The film begins with a joint British/American crew aboard the shuttle Churchill studying Halley’s Comet when they discover a huge contraption hidden within the coma’s comet. Knowing this will be their only chance to board this enigma, they suit up and enter this contraption. Inside, they discover thousands of frozen, giant bat-like creatures, and just as interesting, three humanoids (one female and two males) encased in crystal-like containers. They decide to take the humanoids and one bat back to the ship with them.

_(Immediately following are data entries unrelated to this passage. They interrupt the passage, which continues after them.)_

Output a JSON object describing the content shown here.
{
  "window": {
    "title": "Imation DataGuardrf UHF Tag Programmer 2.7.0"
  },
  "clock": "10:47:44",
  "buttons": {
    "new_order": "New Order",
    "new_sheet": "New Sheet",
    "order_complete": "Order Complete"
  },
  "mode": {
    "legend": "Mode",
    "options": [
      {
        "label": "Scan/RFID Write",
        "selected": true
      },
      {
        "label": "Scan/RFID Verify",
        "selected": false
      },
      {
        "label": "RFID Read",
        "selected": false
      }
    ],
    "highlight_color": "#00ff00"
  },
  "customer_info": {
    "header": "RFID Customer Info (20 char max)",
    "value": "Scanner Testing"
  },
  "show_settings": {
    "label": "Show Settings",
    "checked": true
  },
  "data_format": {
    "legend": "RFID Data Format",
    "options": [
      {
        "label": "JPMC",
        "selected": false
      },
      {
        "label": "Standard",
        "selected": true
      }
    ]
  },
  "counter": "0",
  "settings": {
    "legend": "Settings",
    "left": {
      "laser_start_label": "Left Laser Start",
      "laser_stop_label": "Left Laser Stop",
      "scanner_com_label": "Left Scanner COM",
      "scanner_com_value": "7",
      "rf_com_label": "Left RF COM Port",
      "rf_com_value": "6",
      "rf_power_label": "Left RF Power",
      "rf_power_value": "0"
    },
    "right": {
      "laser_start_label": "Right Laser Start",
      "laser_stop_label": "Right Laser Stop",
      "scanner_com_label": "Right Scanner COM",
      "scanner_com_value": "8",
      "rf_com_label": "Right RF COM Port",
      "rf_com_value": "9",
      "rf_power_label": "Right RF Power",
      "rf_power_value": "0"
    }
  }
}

Thirty days go by and London has lost complete contact with the crew. So another shuttle is sent, and they discover the remains of the Churchill crew, but all three humanoids are still intact. Bringing them back to London for examination, the female one awakens, displaying the ability to drain the lifeforce out of a human being, and escapes out of the compound. Now here’s the catch, whoever the vampiress kills will eventually rise to drain someone else’s lifeforce and very soon this escalates into an uncontrollable epidemic (very much like the Rage Virus in 28 Days Later)! Enter Steve Railsback and Peter Firth, who star, respectively, as the sole survivor of the Churchill and an agent out to stop this space vampiress from spreading the “infection”. Acting’s probably what you would expect, with Peter Firth delivering a pretty decent performance as Agent Caine. Steve Railsback as his partner who’s being seduced by the vampiress in his dreams is much less impressive, sweating and overacting to amusing extents, but never coming across as very convincing. Aside from that, I enjoyed this thoroughly as a lad and would consider this a gem from the 80s!